Personally, I don’t think there’s anything wrong with being soft. We are all fragile sometimes. And if we’re lucky, we feel free to act silly when the mood strikes us. I don’t think anyone is immune to these attributes—it’s just a question of whether we are in touch with them and can embrace them.
If my book, and by extension me, turns out to be sappy, I will wear that badge proudly.
A constellation of ten acupuncture needles surrounded the knobby bone of my right wrist. After four or five acupuncture sessions, my shoulder pain was subsiding, but my wrist pain refused to budge.
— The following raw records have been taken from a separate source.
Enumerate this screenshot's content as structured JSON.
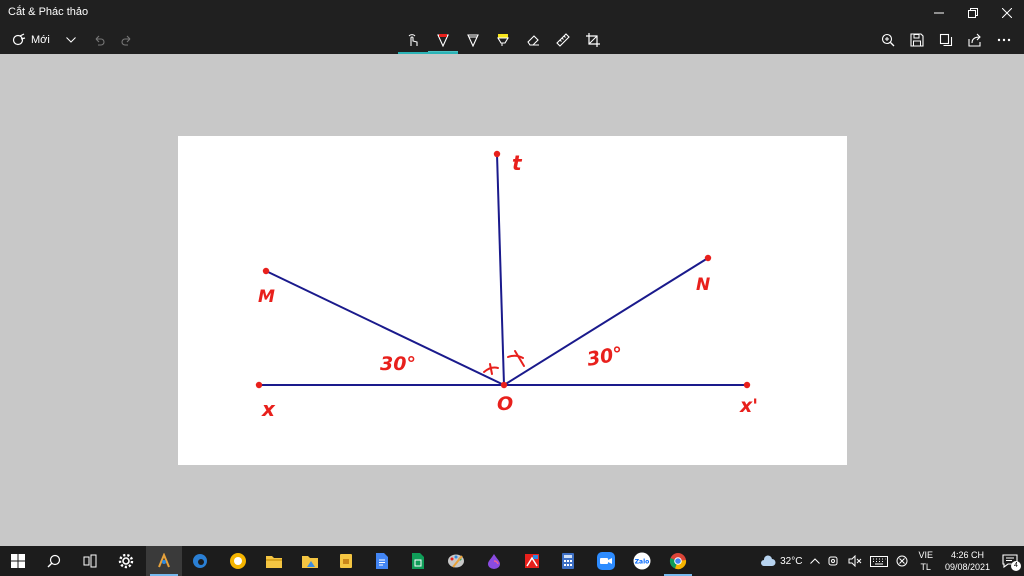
{
  "window": {
    "title": "Cắt & Phác thảo"
  },
  "toolbar": {
    "new_label": "Mới"
  },
  "drawing": {
    "labels": {
      "t": "t",
      "M": "M",
      "N": "N",
      "x": "x",
      "O": "O",
      "x_prime": "x'",
      "angle_left": "30°",
      "angle_right": "30°"
    },
    "colors": {
      "line": "#1a1a8c",
      "ink": "#e8201c"
    }
  },
  "taskbar": {
    "apps": [
      "windows-start",
      "search",
      "task-view",
      "settings",
      "snip-sketch",
      "edge-legacy",
      "edge",
      "file-explorer",
      "photos-explorer",
      "sticky-notes",
      "google-docs",
      "google-sheets",
      "paint",
      "color-drop",
      "snip-app",
      "calculator",
      "zoom",
      "zalo",
      "chrome"
    ],
    "weather": "32°C",
    "language_top": "VIE",
    "language_bottom": "TL",
    "time": "4:26 CH",
    "date": "09/08/2021",
    "notification_count": "4"
  }
}
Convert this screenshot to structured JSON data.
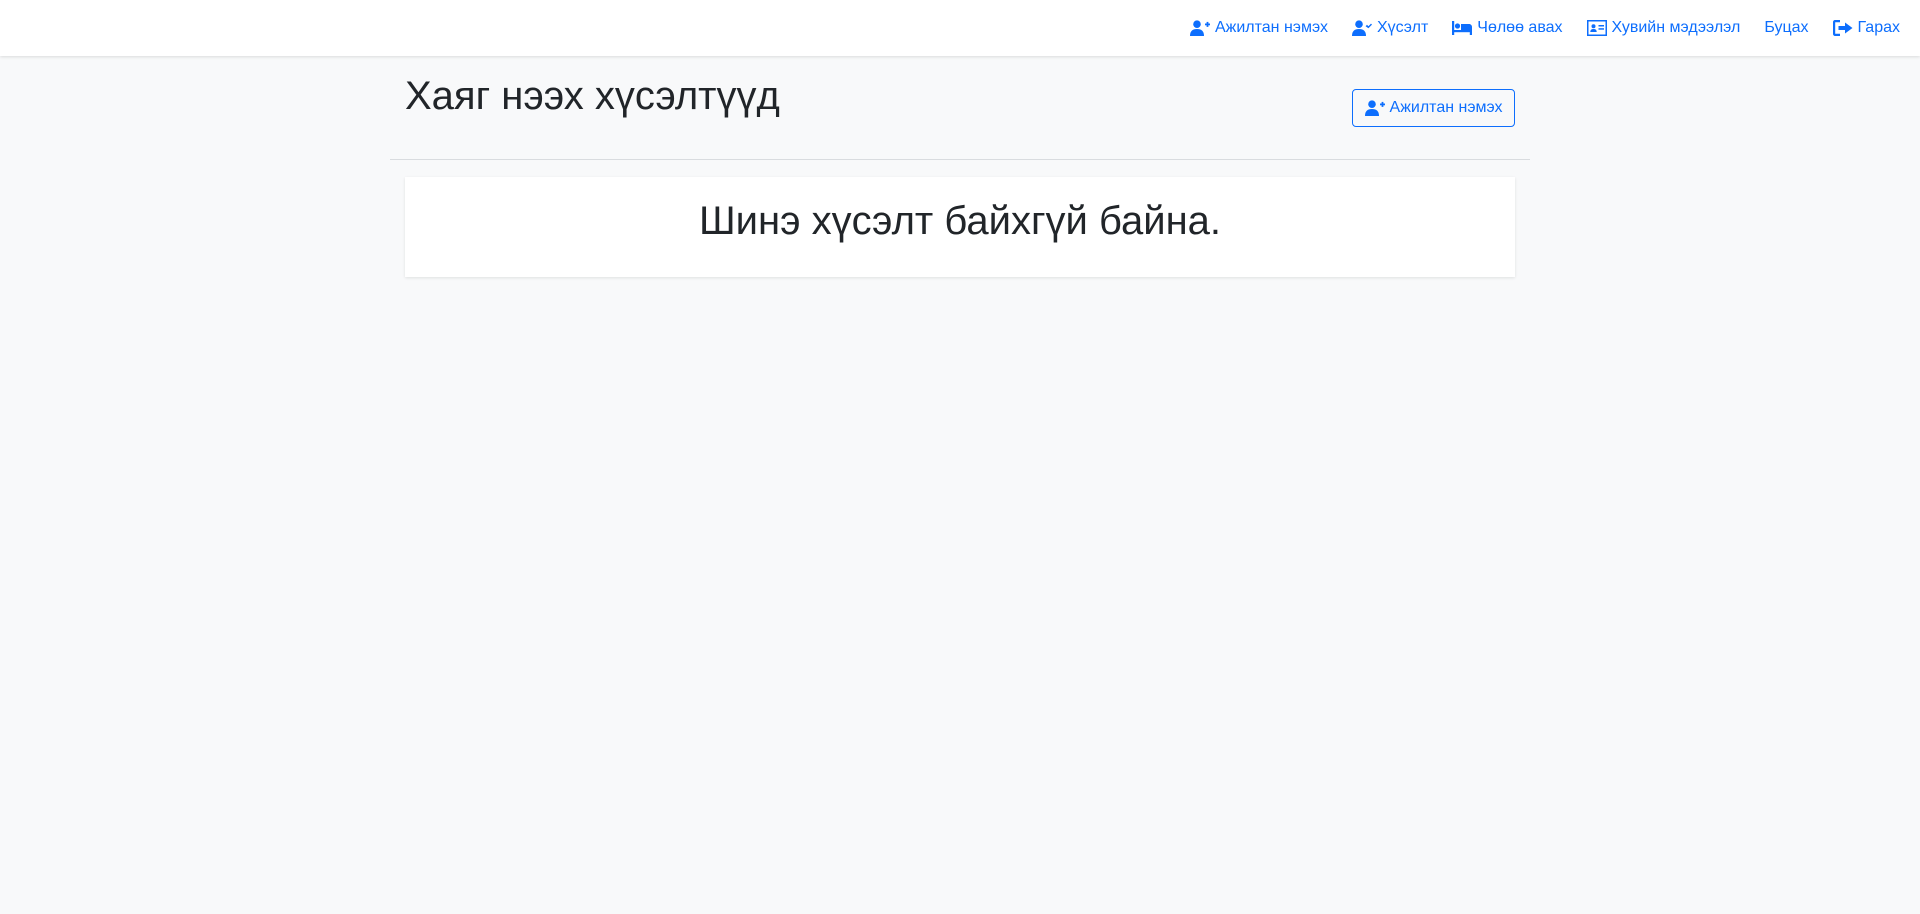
{
  "navbar": {
    "items": [
      {
        "label": "Ажилтан нэмэх",
        "icon": "user-plus-icon"
      },
      {
        "label": "Хүсэлт",
        "icon": "user-check-icon"
      },
      {
        "label": "Чөлөө авах",
        "icon": "bed-icon"
      },
      {
        "label": "Хувийн мэдээлэл",
        "icon": "id-card-icon"
      },
      {
        "label": "Буцах",
        "icon": ""
      },
      {
        "label": "Гарах",
        "icon": "sign-out-icon"
      }
    ]
  },
  "page": {
    "title": "Хаяг нээх хүсэлтүүд",
    "add_button_label": "Ажилтан нэмэх",
    "add_button_icon": "user-plus-icon",
    "empty_message": "Шинэ хүсэлт байхгүй байна."
  },
  "colors": {
    "accent": "#0d6efd",
    "background": "#f8f9fa",
    "text": "#212529"
  }
}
So, my practitioner had increased the number of needles he was using on my wrist and tweaked their placement.
This more aggressive configuration of needles was uncomfortable. As I moved my hand in search of a better position, I experienced a tiny lightning bolt inside my wrist.
Before the next session, I mentioned this jolt to the acupuncturist. My wrist had shown progress with the new needle placement, and neither of us wanted to mess with that, so he made only minor adjustments.
Each week, I would lie there face down on the table, with needles in my back, shoulders, and wrist, fearful of moving a fraction of an inch. What if the shock was worse next time?
I started coaching myself not to be so anxious. I noted that pain is our body’s way of alerting us that something may be wrong. In this case, my body didn’t understand that I was not under attack, so I reminded myself that I was voluntarily welcoming a small amount of discomfort to heal an injury.
While undergoing acupuncture treatments, I was also developing a daily meditation practice. One of the suggestions in the 30-day program I was following was to sit completely still during my ten minutes of meditation.
My first instinct was to write off this idea as impossible. I am a fidgety person who moves around a lot, and I’m always touching my hair or pushing up my sleeves or scratching an itch. How could I remain motionless for ten whole minutes?
I decided to take on the challenge anyway. Initially, I had to coach myself like I did with the acupuncture, noting that an itch or a slight sense of unease did not need to be addressed immediately. My body would not suffer great harm if I did not scratch that itch.
When I reported to my brain that I was not in real danger, during both acupuncture and meditation, the pain or itch would often recede into the background or disappear entirely. I might forget about it without realizing I had done so.
Big deal, right?! Well, yes, actually. As the weeks went on, it occurred to me that I was developing a skill that could be applied to all types of circumstances. Dealing with these little annoyances was allowing me to stare down bigger and bigger provocations.
Even my fear of death started to retreat. Since I was a child, this existential dread would grip me as I tried to fall asleep. Out of nowhere I would think, what if I died in my sleep? Then, it would feel like someone was clutching at me from inside my throat. I used to surrender to that fear—the thoughts and sensations feeding off each other. Now I focus on breathing slowly and deeply, usually interrupting the cycle within minutes.
At first, I was afraid to stop being afraid. My decades-long anxiety around discomfort, pain, and my own mortality felt like a part of me. I identified with it. Who would I be if I let it go? Would I still be me?
The answer is yes, I am still me. My fear is a bad habit, a security blanket studded with thorns. Once I recognized that my panic is not intrinsic to who I am, the work of letting it go could begin in earnest.